Josef Trojan: Riesenerfolg des Films "Die weiße Krankheit"
Právo lidu, 23.12.1937
This last picture made by the Czechs from one of the last plays of their late great playwright, Karel Capek (R. U. R.), is reported to have been smuggled out of Czechoslovakia shortly after the German invasion. It is a lurid appeal for pacifism. […]
Though Fannie Hurst, who wrote the English titles, considers it a “film destined to change the history of civilization,” so far it has changed only the addresses of its cast. One of the first acts of the Nazi invaders was to arrest most of the actors in SKELETON ON HORSEBACK. Actor Hugo Haas escaped to France. Actress Karla Olicova, a niece of ex-President Benes, is missing. The dictator of the picture, Zdanek Stepanek, is in an unknown concentration camp.

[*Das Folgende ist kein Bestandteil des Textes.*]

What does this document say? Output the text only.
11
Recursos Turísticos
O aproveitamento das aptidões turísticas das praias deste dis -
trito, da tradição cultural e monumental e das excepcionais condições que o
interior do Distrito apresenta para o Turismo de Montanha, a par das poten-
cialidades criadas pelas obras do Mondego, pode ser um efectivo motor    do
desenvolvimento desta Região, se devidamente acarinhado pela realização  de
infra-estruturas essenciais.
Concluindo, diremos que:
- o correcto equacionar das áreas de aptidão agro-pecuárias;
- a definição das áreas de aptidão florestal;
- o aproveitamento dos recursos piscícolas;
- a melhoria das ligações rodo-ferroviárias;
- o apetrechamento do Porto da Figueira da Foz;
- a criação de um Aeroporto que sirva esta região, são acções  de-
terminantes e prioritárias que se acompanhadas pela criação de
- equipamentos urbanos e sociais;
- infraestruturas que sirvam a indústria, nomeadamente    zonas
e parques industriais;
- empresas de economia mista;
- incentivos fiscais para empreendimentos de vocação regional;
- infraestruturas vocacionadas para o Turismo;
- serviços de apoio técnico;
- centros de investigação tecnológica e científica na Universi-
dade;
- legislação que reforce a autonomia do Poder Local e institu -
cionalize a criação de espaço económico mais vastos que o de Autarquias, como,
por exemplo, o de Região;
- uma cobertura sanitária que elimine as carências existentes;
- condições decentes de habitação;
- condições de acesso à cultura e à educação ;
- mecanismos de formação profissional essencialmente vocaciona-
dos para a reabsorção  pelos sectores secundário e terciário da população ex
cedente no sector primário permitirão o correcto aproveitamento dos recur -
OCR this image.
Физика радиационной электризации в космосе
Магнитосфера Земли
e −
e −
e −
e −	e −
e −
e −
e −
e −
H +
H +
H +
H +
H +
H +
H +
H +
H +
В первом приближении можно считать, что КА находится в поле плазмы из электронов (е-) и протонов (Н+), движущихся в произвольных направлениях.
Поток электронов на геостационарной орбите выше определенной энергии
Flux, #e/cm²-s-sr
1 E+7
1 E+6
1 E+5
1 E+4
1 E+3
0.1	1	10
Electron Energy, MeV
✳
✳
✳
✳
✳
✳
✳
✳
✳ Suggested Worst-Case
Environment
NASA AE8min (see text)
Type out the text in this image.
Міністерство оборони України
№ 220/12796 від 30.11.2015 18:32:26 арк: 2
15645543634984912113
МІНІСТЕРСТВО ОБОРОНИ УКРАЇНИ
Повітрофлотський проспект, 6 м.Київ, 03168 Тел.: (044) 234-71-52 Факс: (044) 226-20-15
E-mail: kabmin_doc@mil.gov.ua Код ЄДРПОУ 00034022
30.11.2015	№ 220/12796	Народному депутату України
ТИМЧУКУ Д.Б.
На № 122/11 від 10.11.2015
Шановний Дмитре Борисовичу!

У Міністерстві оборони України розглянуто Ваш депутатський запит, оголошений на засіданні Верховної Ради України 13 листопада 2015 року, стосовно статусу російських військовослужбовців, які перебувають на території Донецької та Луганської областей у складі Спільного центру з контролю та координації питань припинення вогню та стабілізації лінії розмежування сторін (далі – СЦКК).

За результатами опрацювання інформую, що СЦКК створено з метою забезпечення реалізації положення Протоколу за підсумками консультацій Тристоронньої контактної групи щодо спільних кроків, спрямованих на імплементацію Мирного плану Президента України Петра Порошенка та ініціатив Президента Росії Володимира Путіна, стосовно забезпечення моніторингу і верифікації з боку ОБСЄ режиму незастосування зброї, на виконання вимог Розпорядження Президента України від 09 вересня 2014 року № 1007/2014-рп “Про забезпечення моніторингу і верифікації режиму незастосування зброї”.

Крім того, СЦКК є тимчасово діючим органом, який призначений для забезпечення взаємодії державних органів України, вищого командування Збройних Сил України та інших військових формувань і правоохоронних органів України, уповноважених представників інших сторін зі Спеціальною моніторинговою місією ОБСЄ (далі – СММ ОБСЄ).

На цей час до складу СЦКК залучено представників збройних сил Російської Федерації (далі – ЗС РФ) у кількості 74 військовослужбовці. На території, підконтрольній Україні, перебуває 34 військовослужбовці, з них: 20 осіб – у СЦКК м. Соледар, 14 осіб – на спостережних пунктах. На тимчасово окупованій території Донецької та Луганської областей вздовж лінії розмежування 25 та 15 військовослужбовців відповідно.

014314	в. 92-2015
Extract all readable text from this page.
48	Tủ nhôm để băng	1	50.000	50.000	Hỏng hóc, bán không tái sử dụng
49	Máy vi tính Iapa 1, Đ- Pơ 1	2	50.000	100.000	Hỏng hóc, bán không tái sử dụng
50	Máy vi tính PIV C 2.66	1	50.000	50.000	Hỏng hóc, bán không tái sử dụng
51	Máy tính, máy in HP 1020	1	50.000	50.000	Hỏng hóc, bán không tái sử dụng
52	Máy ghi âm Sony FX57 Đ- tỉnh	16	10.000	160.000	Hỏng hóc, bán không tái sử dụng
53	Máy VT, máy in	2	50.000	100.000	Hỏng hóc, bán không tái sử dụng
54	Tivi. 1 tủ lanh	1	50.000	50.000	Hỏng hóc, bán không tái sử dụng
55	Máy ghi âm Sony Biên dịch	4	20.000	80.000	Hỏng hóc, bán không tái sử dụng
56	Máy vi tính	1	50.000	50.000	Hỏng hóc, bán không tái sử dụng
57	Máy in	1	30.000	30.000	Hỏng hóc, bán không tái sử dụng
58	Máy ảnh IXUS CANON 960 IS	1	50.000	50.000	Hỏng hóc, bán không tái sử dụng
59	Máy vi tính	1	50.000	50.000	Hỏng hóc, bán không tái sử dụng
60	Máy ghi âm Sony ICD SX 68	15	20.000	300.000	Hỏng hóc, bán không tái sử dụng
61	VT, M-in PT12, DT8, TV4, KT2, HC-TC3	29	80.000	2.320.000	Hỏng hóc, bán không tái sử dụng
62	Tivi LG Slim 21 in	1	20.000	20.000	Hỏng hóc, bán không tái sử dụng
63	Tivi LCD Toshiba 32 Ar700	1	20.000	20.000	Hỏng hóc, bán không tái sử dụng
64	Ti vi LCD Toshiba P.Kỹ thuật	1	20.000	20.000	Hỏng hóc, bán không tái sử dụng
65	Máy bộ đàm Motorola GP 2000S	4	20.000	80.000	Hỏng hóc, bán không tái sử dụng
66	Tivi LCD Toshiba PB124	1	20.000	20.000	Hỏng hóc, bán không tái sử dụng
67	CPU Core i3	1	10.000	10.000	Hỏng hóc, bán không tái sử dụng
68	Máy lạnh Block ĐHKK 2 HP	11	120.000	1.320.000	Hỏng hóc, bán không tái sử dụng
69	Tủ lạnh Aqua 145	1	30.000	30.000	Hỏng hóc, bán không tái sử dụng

Skeleton on Horseback (Czech)
Time Magazine, 19.2.1940
There are several reasons why one could wish that SKELETON ON HORSEBACK, now showing at the Belmont, were a more vital and affecting film than it is. It was the last picture, outside of newsreels, made in free Czecho-Slovakia before that country’s dismemberment by Nazi Germany. It was based upon one of the last plays of Karel Capek, the prescient Czech author of whom Thomas Mann wrote passionately: “If ever a man died from a broken heart, he did.” Many of the actors who played in it are now in concentration camps or wandering in exile. And the story is one which must wring a sympathetic response from the heart of every opponent of fascism and mass brutality.
Thus it would be gratifying to report that the picture possesses a tragic sweep and intensity commensurate with the unwritten epilogue which subsequent events have attached to it. And it should, for the story is woven around the classic theme of an heroic individual fighting humanity's battle against the superior forces of darkness. […]
Except in fleeting, flashlit moments, the picture fails to capture the monstrous irony of this story, chiefly because it is paced monotonously, lacks clear emphasis and is crudely edited. Hugo Haas, who directed the picture and also plays the leading role, creates such a ponderous and diffident character that his authority as a saviour is open to vague suspicion. Zdanek Stepanek as the dictator struts and postures on the border of burlesque, except for his final scene in which his basic cowardice is revealed. It’s too bad that all of the picture is not as absorbing as its last five minutes.